パリの聖火リレーが忘れている“本当の意義” 歴史、景観、伝統を発信することだけが目的ではない【7.26パリ大会開幕 徹底!実践五輪批判】
日刊ゲンダイDIGITAL / 2024年5月17日 9時26分
仏マルセイユに到着した聖火を載せたベレム号(C)共同通信社
【7.26パリ大会開幕 徹底!実践五輪批判】#3
パリ五輪の聖火リレーは始まっている。
伝統にのっとり、4月16日にギリシャはオリンピアでの採火式の後、ギリシャ国内をリレーし、26日にアテネの象徴パナシナイコスタジアムでパリ五輪組織委への引き渡し式が行われた。

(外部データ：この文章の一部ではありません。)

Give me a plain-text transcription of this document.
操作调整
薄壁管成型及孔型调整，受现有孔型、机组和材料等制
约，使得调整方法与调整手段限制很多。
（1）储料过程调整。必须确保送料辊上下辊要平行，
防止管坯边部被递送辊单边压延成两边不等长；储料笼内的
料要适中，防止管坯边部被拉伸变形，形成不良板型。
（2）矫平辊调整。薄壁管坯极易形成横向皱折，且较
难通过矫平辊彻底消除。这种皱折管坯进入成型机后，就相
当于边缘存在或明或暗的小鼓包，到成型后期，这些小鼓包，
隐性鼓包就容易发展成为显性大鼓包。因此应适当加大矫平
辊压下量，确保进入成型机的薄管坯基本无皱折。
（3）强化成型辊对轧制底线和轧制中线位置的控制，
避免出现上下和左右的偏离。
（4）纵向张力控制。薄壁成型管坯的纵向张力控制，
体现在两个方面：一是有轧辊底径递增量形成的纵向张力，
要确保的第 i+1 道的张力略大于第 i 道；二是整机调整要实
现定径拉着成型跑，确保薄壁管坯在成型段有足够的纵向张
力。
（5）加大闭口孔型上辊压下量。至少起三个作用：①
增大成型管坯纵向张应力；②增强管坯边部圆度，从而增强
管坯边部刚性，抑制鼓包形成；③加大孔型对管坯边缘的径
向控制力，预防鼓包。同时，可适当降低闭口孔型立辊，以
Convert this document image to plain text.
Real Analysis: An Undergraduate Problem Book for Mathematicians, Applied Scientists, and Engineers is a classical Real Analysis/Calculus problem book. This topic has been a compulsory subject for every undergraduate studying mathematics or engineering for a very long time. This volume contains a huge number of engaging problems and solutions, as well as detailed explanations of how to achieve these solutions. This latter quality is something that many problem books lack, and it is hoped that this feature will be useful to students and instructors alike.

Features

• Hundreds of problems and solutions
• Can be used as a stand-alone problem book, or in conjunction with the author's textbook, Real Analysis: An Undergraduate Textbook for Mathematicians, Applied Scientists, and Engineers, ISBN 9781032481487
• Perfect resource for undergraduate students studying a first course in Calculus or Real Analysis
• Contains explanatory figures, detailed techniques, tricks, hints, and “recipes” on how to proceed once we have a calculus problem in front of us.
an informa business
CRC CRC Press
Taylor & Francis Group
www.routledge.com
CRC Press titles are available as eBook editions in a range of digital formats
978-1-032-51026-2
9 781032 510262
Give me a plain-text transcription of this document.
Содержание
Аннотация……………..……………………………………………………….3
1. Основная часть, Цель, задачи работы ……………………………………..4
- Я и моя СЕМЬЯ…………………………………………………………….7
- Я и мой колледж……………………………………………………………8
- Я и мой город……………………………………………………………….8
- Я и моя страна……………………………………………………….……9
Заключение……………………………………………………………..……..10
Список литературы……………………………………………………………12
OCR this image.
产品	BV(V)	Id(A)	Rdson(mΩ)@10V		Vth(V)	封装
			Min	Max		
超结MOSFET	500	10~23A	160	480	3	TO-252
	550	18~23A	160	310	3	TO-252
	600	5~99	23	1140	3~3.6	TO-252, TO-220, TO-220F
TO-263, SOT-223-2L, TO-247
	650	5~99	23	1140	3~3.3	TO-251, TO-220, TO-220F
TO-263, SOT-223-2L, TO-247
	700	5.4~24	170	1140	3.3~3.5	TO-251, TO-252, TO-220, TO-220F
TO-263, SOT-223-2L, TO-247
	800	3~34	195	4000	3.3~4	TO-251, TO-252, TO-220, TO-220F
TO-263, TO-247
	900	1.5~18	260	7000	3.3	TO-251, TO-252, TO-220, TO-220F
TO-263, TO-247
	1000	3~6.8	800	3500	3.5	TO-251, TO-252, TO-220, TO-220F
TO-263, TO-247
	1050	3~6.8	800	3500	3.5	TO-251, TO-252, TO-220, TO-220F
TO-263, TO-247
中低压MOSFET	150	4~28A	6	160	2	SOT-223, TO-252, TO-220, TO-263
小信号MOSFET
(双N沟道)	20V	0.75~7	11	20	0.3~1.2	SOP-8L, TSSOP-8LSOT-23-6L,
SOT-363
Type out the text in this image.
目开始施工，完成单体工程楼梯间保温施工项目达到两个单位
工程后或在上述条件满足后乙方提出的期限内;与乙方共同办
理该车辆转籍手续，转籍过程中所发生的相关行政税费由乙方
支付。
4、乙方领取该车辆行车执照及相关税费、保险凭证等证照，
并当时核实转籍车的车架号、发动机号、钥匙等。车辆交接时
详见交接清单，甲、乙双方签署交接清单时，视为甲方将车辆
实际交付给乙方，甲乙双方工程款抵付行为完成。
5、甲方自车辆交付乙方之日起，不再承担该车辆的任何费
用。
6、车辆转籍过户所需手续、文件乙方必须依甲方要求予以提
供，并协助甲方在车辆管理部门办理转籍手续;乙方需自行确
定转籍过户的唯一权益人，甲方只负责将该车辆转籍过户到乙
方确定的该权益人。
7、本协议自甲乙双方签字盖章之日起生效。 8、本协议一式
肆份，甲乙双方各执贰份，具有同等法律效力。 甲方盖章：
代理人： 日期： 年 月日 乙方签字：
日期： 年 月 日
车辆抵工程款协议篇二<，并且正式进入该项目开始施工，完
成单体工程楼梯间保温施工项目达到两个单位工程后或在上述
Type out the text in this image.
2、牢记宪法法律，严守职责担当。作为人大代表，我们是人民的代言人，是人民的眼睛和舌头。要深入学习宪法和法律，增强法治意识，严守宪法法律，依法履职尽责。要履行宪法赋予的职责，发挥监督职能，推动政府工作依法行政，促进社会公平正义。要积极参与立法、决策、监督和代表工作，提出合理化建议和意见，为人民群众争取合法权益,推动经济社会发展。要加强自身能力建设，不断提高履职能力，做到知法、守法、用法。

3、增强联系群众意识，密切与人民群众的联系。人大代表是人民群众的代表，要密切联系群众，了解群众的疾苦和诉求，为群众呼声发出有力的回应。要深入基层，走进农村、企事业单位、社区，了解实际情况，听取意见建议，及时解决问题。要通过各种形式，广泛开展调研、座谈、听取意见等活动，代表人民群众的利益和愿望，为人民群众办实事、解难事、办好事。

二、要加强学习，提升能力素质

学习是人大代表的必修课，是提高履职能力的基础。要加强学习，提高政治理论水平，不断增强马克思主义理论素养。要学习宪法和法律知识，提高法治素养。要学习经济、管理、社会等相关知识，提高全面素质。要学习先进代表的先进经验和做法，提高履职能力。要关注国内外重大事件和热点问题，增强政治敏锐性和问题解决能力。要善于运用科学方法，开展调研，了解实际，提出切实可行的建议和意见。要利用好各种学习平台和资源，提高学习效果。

翌日、ギリシャ南部のピレウス港からフランスに向けて出発した聖火は地中海を帆船「ベレム号」で渡り、5月8日にマルセイユに上陸。ベレム号は、最初の近代オリンピック競技大会がギリシャのアテネで開催された1896年に建造され、1世紀以上、記念式典などで使われてきたもの。ギリシャとフランスを「オリンピック」という絆で結ぶ意図がある。
聖火はそこからフランスを象徴する名所を巡りながら、同国史に残る重要な時代をつなげていく。ルートには海も含まれ、地中海、大西洋、インド洋、太平洋も「オーシャンリレー」に加わる。フランスの美しさと多様性、その歴史と素晴らしい景観、知識、伝統、才能を世界に紹介する絶好の機会とすると組織委は意気込む。ベルサイユ宮殿、モンサンミシェルなどの名所旧跡も巡る壮大な旅だ。
しかし、最も大切な何かを忘れていないか?
コロナ禍の厳しい制限の中で行われた東京2020の聖火リレーを思い起こすとその開放感に圧倒されるが、あの時に問われた、コロナ禍でもやる意味はひとつしかなかった。古代ギリシャでは4年に1度、戦争を止めてオリンピアに集まり競技会を開いた。その開催を告げる使者がオリーブの枝を持って各ポリス(都市国家)を回った。「武器を置いてオリンピアに集まれ!」と。
聖火リレーは、オリーブの枝をトーチに替え、世界に休戦を呼びかける平和への訴えなのだ。
この根本原則をパリ五輪も想起すべきだ。東京が伝えきれなかったその意義をパリは発信しているか?
朗報があった。日本の中学生がギリシャ内のリレーに参加し、聖火ランナーとなっていた。オリンピア市と姉妹都市提携をしている愛知県稲沢市の9人の中学生だ。トーチを持った生徒は「日本代表としてのいろんな思いや意志が入ったトーチだと思います。その責任と思いを背負い、しっかり走れるように頑張ってきたい」と語った。実は東京2020でトーチの燃焼部分を請け負った愛知県の「新富士バーナー」が、パリ五輪でもトーチの燃焼部分とガスボンベを製造している。
「平和を考えて走りきってきたいです」とは伴走者の中学生の言葉だ。聖火リレーの意義を日本の若人が伝えていた。これから約60日間繰り広げられる聖火リレーの毎日は「フランス」を伝えるだけでなく、「休戦」をアピールしなければならない。